Même si ce sont vos amis, je les cite…
Bien sûr, cela n'empêche pas Mme Parisot d'approuver l'amendement de la majorité fixant à 235 le nombre maximum de jours de travail par an pour les salariés au forfait. Quoi qu'il en soit, sa réaction témoigne de l'unanimité qui se fait jour dès lors qu'il s'agit de reconnaître que votre projet de loi ne respecte pas le principe de concertation préalable énoncé dans la loi de janvier 2007.
Mais il y a plus grave. Votre texte inverse un principe essentiel en droit du travail français quant à la hiérarchie des normes : l'accord de branche devient subsidiaire par rapport à l'accord d'entreprise. Ce sale boulot, il est vrai, avait été engagé par M. Fillon en 2004.
Il dénonce en outre tous les accords précédents sur la durée du travail – plus de 40 000 –, qui obéissaient la plupart du temps à la règle majoritaire. C'est à ce prix qu'ils déclenchaient les allégements de cotisations patronales. Ces derniers sont maintenus et prolongés pour les employeurs, qui continuent par ailleurs à bénéficier des gains de productivité réalisés. Mais les salariés, eux, sont sommés de renoncer aux contreparties qu'ils avaient obtenues en termes de temps de travail et de repos : c'est un véritable marché de dupes !

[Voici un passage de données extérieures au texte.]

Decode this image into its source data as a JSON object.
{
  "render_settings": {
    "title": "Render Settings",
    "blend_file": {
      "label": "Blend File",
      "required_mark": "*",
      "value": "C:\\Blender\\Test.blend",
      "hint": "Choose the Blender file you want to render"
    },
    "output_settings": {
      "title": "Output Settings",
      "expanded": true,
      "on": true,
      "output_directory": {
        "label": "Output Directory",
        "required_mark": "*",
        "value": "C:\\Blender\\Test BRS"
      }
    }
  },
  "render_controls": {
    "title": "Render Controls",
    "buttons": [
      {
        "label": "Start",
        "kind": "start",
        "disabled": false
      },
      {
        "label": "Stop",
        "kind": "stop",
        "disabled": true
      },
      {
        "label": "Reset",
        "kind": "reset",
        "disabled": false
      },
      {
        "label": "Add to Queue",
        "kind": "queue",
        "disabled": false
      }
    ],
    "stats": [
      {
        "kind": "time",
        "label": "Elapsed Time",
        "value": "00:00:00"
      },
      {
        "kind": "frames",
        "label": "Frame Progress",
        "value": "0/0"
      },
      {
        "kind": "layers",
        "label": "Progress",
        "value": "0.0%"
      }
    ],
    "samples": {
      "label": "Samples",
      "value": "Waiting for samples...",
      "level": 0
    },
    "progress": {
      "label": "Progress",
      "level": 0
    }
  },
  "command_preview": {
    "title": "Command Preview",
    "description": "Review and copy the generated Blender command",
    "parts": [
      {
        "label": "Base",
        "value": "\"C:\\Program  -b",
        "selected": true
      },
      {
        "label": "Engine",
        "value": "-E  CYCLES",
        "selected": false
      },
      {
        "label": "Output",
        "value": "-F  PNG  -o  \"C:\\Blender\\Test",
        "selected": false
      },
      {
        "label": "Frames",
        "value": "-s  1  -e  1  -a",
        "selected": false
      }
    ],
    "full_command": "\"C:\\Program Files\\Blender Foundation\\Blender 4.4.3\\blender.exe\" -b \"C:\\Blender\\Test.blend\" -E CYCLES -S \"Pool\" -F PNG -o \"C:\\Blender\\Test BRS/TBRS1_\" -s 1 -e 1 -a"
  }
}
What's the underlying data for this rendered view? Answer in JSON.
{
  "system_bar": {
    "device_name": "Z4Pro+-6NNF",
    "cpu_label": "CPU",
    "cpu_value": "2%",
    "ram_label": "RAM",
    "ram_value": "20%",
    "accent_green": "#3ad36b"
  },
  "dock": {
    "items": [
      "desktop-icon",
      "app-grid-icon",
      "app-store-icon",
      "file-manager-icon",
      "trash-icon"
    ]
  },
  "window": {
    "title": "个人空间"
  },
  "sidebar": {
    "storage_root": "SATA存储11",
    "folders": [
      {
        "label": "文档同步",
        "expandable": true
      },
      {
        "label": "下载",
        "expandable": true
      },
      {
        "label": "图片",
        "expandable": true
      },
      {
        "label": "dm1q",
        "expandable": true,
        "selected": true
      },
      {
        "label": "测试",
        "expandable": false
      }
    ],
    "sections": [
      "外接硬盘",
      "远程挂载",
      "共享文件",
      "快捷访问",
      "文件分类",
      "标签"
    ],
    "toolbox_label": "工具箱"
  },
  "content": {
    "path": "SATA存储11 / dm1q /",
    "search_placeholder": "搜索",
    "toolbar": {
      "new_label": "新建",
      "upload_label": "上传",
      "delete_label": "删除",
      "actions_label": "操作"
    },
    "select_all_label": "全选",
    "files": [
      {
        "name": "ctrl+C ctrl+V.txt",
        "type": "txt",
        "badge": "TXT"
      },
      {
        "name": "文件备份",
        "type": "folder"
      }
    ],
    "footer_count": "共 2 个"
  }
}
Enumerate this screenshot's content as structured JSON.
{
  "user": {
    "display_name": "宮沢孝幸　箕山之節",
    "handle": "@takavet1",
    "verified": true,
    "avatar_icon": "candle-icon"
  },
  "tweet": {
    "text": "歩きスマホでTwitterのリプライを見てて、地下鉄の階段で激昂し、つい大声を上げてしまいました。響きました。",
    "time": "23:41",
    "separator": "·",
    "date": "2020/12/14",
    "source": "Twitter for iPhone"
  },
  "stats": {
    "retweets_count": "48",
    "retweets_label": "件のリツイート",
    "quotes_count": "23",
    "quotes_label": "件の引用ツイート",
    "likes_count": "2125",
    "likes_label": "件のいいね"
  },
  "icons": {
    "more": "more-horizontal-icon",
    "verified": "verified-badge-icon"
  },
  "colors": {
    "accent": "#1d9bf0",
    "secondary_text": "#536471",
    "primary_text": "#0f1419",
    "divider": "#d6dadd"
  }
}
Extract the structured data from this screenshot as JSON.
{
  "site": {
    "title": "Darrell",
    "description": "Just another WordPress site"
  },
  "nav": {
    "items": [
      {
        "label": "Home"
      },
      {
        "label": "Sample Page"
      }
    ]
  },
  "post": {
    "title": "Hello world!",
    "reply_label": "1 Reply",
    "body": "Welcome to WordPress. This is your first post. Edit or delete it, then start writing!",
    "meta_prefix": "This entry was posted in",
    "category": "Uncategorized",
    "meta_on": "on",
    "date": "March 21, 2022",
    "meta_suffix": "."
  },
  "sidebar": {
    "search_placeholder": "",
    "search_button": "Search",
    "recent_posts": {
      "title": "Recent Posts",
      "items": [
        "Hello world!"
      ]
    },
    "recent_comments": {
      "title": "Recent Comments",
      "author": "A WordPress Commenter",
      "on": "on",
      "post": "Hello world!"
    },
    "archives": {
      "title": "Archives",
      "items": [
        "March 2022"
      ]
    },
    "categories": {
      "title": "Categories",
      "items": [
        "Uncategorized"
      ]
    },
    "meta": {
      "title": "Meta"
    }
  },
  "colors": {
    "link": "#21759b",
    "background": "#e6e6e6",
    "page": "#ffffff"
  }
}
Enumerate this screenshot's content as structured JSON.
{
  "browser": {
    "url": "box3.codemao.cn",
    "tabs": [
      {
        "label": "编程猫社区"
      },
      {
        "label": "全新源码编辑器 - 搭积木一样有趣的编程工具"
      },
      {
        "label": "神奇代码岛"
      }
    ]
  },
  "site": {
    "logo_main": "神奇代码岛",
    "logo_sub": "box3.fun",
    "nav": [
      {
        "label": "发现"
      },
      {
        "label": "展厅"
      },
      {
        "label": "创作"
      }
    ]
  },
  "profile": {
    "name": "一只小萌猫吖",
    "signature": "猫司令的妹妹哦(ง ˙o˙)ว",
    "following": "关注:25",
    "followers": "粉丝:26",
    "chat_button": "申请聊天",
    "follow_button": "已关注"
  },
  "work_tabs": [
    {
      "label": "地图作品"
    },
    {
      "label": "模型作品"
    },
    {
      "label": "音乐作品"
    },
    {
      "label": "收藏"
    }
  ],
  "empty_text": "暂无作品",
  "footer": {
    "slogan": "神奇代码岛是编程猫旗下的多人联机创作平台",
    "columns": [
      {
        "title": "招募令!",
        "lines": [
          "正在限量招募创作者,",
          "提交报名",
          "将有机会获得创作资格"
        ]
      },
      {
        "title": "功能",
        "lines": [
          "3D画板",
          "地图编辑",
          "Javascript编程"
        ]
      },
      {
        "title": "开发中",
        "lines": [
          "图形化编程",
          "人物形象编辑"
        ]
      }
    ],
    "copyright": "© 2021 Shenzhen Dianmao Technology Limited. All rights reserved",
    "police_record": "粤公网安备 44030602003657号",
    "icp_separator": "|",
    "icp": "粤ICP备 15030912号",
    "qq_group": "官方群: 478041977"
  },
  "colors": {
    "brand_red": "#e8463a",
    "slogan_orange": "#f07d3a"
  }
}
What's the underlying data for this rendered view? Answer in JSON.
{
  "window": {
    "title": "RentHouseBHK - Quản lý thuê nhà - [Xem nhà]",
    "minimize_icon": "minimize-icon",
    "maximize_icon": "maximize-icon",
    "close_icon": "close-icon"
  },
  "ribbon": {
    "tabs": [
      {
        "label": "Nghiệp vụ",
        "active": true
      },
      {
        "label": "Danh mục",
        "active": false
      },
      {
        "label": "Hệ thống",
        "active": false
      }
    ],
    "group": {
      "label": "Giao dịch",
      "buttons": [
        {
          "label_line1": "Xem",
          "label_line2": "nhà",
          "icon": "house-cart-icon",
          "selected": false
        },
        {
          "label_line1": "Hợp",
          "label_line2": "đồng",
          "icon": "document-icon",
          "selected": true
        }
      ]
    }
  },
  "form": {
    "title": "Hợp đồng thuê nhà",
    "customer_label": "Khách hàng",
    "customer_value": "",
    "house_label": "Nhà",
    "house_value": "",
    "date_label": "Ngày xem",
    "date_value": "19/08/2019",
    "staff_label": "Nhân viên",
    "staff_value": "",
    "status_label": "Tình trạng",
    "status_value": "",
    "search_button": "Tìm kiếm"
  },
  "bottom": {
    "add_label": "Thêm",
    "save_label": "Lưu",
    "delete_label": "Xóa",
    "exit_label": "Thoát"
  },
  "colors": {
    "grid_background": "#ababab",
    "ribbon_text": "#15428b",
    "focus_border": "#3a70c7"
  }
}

Enfin, vous donnez aux employeurs la possibilité de se passer d'accords avec les syndicats et de déréglementer le temps de travail, soit par décision unilatérale, soit par convention de gré à gré, et chacun sait que le lien de subordination met le salarié en position d'infériorité dans une pseudo-négociation.
Ce projet n'a qu'un seul mérite : la cohérence avec le revirement opéré par votre gouvernement sur la directive européenne relative au temps de travail – mais nous y reviendrons. Pour le reste, il constitue une offensive sans précédent contre notre droit du travail. Il vise à le démolir et à nier la notion même d'ordre public social puisque, pour résumer votre position, l'État n'aurait plus à s'immiscer de quelque manière que ce soit dans les rapports entre employeurs et salariés. Vous voulez nous faire croire à la fiction juridique de l'égalité des parties au contrat de travail, c'est-à-dire que vous niez la légitimité même d'un droit du travail et l'existence de droits fondamentaux que l'État a vocation à garantir, parmi lesquels le droit à une vie familiale normale, et surtout le droit à la santé.
Ce projet de loi augmente le temps de travail, accroît la flexibilité, fait reculer la maîtrise de leur temps par les salariés et porte atteinte à leur santé. Les forfaits en jours des cadres et des salariés itinérants ne seront plus soumis au maximum de 218 jours par an ; en l'absence d'accord d'entreprise ou de branche, ils pourront être imposés par convention individuelle modifiant le contrat de travail. Le président de la CGC annonce qu'il est maintenant possible pour les cadres de travailler jusqu'à soixante-dix-huit heures par semaine. La France a pourtant déjà été condamnée par l'Europe pour violation de la Charte sociale européenne. L'obstination et la morgue de votre gouvernement sont presque incroyables.